Ringfort (Rath), Clashnagarrane, Co. Kerry
Co. Kerry |
Ringforts
Sitting quietly in pasture on a low hillock near Clashnagarrane, this Kerry rath is the kind of site that rewards a second look.
At roughly 28 metres across, it is a modest example of an early medieval ringfort, the circular or near-circular enclosed farmsteads that were built and occupied in Ireland broadly between the fifth and twelfth centuries. What gives this one a particular edge of interest is the presence of a possible souterrain in its interior, an underground passage or chamber, typically stone-lined, that might have served for storage, refuge, or both. Rabbit burrows have disturbed the central ground, which adds a layer of ambiguity to what lies beneath.
The earthwork itself survives in partial form.
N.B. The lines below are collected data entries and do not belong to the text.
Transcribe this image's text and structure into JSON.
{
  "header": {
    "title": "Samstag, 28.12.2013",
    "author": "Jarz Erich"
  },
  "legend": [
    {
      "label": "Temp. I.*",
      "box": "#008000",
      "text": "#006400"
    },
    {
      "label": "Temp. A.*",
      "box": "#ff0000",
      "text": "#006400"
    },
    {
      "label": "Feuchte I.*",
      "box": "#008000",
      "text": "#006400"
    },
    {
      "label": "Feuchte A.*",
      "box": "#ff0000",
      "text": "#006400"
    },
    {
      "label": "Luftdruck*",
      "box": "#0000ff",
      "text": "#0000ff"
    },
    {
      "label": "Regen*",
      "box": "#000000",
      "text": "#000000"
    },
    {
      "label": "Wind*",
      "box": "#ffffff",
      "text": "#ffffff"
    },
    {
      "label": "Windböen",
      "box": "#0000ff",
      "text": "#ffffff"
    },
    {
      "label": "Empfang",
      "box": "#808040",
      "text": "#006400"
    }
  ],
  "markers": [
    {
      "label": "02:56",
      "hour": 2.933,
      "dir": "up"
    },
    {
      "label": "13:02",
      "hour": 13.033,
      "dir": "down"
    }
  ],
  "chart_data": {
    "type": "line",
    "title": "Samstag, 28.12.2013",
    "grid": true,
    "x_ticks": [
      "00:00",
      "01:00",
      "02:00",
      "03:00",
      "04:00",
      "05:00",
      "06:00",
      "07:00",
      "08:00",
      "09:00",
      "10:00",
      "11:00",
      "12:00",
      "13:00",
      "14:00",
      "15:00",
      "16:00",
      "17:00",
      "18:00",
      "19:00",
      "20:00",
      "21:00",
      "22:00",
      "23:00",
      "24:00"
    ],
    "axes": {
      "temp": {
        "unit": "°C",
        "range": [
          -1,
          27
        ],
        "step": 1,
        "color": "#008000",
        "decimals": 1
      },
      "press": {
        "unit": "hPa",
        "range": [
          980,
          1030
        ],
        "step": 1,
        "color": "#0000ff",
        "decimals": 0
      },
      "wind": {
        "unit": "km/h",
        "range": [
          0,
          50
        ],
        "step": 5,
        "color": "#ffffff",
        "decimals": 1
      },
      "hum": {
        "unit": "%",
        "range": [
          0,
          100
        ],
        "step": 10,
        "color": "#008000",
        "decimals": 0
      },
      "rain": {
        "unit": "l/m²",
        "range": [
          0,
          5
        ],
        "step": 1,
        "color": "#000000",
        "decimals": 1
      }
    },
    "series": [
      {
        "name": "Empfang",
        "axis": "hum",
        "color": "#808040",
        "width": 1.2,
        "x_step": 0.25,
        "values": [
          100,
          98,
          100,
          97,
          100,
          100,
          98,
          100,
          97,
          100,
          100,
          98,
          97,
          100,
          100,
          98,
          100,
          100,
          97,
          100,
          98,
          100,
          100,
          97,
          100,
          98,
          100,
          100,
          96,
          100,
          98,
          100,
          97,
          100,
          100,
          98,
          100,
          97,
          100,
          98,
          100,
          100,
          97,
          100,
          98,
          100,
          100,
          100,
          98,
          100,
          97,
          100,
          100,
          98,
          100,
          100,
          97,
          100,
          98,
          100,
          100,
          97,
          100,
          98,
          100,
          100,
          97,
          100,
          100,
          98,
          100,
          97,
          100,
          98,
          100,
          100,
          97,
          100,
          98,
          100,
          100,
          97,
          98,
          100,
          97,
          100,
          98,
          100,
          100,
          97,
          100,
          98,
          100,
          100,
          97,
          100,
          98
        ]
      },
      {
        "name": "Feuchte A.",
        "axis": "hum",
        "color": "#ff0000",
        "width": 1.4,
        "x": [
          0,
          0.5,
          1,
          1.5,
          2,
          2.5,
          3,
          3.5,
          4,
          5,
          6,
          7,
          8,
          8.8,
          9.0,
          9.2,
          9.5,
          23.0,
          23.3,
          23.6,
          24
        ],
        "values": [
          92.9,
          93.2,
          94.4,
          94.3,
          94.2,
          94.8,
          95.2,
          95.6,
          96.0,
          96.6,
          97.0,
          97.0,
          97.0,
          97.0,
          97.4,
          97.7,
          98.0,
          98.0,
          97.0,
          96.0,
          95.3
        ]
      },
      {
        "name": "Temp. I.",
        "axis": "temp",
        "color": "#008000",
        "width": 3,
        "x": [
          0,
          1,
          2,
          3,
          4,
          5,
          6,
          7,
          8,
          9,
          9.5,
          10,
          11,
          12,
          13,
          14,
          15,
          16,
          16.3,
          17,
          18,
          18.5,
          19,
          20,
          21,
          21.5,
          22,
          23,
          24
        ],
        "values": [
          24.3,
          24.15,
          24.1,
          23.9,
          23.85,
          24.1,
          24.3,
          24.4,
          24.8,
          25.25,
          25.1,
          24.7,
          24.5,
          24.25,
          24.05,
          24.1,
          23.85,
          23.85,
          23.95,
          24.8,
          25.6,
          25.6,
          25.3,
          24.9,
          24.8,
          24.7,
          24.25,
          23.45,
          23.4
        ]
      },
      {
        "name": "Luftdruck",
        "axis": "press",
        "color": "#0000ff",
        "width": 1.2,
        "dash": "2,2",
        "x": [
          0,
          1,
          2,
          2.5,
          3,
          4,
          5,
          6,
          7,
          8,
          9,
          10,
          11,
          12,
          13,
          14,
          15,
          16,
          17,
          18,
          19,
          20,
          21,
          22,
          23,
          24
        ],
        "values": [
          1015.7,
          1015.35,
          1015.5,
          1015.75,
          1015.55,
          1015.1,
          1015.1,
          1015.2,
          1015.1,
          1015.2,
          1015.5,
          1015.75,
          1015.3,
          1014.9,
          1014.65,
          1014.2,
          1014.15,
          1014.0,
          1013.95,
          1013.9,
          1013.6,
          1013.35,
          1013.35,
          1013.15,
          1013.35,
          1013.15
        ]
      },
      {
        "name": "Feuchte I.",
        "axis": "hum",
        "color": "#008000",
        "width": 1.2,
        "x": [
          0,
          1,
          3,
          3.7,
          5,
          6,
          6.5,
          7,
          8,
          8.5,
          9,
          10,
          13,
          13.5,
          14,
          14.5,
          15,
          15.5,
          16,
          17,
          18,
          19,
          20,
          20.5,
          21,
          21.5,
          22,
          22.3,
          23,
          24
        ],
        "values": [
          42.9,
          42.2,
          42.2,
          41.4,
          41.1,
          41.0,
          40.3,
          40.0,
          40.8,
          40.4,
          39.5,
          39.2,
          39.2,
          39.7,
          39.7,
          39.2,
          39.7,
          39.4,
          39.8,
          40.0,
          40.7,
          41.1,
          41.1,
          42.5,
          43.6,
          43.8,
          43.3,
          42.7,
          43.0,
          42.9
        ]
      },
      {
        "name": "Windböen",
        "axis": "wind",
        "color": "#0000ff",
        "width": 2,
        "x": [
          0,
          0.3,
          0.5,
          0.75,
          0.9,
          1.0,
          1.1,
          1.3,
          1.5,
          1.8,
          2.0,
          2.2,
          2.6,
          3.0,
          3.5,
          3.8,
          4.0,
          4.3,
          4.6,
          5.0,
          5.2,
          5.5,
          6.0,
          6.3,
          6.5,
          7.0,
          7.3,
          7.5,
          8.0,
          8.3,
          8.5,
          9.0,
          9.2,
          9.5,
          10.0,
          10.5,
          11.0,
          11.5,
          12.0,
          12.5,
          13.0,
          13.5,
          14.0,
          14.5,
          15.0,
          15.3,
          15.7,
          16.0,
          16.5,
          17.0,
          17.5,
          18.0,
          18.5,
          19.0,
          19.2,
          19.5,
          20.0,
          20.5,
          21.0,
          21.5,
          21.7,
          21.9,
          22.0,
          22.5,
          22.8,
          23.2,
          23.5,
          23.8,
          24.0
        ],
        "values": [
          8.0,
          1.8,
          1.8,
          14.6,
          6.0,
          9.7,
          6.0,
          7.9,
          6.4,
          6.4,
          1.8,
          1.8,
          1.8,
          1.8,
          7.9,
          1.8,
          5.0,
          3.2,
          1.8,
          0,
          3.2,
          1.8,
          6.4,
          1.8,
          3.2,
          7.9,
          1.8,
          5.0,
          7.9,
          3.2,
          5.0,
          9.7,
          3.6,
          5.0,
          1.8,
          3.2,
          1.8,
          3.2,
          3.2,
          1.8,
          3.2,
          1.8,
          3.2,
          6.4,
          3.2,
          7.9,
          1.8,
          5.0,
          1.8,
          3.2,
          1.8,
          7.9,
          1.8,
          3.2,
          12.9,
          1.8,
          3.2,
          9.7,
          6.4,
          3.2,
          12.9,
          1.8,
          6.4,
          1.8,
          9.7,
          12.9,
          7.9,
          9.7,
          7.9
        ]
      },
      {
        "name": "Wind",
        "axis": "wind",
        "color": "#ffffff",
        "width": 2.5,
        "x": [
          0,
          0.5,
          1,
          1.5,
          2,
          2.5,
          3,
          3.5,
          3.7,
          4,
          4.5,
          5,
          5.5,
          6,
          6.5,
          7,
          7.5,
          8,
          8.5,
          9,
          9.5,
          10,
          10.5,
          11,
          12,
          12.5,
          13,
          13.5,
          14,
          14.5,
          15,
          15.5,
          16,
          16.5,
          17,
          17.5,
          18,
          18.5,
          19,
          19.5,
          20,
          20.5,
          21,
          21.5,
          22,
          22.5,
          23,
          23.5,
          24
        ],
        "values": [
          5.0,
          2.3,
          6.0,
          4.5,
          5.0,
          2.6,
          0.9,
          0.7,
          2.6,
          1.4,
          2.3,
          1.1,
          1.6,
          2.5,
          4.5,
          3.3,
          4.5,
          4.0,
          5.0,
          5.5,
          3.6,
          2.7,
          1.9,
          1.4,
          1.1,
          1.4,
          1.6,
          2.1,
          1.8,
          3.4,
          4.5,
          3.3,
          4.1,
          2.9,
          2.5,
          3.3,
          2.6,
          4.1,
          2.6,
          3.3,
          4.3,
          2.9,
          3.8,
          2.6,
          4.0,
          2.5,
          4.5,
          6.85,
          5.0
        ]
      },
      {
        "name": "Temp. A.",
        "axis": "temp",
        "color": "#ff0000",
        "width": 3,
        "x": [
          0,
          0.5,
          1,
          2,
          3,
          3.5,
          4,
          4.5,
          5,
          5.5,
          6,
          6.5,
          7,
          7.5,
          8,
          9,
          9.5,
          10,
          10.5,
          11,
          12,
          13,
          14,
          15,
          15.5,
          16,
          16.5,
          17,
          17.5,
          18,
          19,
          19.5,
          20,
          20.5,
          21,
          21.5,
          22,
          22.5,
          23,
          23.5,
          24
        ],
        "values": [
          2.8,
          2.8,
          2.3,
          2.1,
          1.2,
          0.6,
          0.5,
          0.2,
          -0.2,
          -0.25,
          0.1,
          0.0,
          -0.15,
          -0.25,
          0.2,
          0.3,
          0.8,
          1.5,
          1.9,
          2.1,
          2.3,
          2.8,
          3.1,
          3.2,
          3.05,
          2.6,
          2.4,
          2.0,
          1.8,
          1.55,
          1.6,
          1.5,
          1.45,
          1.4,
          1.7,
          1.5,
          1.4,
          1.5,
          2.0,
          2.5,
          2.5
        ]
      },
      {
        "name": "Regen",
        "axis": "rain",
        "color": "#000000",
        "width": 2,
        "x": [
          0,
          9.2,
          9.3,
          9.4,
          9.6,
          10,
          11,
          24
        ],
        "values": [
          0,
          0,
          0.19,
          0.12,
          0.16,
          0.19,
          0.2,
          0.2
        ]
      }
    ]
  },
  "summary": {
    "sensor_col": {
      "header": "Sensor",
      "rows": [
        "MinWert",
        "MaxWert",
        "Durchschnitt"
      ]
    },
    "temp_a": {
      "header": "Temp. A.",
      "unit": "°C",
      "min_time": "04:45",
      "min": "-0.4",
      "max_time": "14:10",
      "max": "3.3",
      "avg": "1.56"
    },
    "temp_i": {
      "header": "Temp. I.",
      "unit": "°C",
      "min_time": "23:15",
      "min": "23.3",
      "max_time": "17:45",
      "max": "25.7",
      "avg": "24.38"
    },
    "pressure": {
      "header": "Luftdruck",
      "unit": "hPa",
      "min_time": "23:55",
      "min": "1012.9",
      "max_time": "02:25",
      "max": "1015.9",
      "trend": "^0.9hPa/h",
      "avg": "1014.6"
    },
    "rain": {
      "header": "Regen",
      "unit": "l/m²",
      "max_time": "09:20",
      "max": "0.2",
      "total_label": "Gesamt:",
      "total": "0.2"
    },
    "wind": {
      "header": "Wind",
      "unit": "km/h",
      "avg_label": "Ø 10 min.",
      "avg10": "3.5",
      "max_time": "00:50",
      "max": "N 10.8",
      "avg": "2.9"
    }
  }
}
An arc of earth and stone bank, about 2.6 metres wide and standing to just under a metre in height, runs from the east around to the south-southwest; elsewhere the boundary reads as a scarp, where the hillock edge simply drops away rather than carrying a built-up bank. The interior tilts gently downward from the centre toward both the south and north. What makes the cartographic record here quietly interesting is a small discrepancy between two nineteenth-century Ordnance Survey maps. The 1846 six-inch map shows the enclosure as circular, at around 25 metres in diameter, while the 1894 edition records it as slightly oval, open at the northeast, suggesting either that surveyors read the surviving earthwork differently across the intervening decades, or that the site's condition had changed in the interim.